The next place was the same story, but they were kind enough to suggest the Elizabeth Upjohn Community Healing Center. So I drove there. This place was the same deal as the first, but with more substance abuse options, plus child therapy. Have I mentioned that every time I open my mouth to speak, the right side of my mouth and face doesn’t move? The reaction from the various people that I interacted with was pretty comical. Usually a look of slight confusion and then terror. Anyway, this time I was referred to the local DBSA  (Depression and Bipolar Support Alliance) chapter. I had to call :(. Nobody answered, but there was a message stating when their group meets (Mondays from 7-9 pm). I was really hoping to find something during the day, when my husbeast is not home with me. He works a lot of hours and I usually only get to spend 3 hours per night with him + Sunday and sometimes I see him on his day off, depending on which day that falls on.

So, feeling like I was at a road block, I got on my phone and tried to see if there was a DBSA chapter in the neighboring county. I’m not clear on the answer to that, but I stumbled across the local NAMI (National Alliance on Mental Illness) chapter, which listed several support groups in my area for family members of individuals living with mental illness (a good find, although not sure the husbeast will ever be able to do it due to his work schedule) AND I read about the Recovery Institute of Southwest Michigan, Inc.

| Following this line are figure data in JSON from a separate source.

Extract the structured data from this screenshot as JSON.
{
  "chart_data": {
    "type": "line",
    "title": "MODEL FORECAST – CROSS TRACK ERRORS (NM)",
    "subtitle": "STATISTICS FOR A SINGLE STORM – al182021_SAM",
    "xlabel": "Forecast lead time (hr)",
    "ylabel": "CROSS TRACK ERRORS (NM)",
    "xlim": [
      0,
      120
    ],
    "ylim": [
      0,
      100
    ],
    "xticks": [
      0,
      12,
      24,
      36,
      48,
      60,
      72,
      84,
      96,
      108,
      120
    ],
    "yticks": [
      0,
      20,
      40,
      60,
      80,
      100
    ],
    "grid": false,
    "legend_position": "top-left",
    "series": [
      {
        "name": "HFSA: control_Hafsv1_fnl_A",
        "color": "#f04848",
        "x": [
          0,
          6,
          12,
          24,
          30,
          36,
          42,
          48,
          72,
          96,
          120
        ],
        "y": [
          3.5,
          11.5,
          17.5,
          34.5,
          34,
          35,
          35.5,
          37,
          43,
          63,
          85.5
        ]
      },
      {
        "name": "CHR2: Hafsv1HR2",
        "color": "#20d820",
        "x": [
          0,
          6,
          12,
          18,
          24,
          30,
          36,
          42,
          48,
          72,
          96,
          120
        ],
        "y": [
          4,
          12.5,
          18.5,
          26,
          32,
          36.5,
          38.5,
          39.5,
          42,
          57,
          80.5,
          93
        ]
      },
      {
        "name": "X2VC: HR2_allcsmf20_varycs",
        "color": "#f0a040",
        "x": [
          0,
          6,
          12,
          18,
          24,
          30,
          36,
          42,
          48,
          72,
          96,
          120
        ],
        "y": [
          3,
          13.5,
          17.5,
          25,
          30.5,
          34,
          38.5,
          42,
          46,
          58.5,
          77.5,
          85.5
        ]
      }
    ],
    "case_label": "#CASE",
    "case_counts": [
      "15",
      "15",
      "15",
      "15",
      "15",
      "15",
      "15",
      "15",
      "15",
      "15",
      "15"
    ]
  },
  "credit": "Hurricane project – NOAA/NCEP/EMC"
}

Sorry that this story has gotten so long! Here’s the point: this sounds like exactly what I need right now. The Recovery Institute of Southwest Michigan, Inc. is a peer-run non-profit organization for individuals that are embracing recovery. There are weekly peer support groups for substance abuse, addictive behaviors, mental illness, for veterans, and for members of the LGBTQ community. There are ongoing wellness classes such as “whole health action management,” tobacco reduction, writing about recovery, meditation, yoga, and even an “open studio” time, when people can play games, play music, and share skills with each other. There is individual peer support and recovery coaching available, as well as special events and activities like computer lab, reading and writing tutoring, access to the local YMCA gym and pool, movie screenings, workshops, luncheons, and field trips. All of these resources are available to me for FREE, thanks to individuals like myself who volunteer to make the Recovery Institute work.

I picked up the March and April schedules, and I have so many good options! And all of them are during the day. I look forward to embarking on this new leg of my recovery. I’m sure that I will meet some great people and learn a lot about myself and others.

Do you participate in any groups to help you manage your mental illness? What are you doing on your own to manage your symptoms?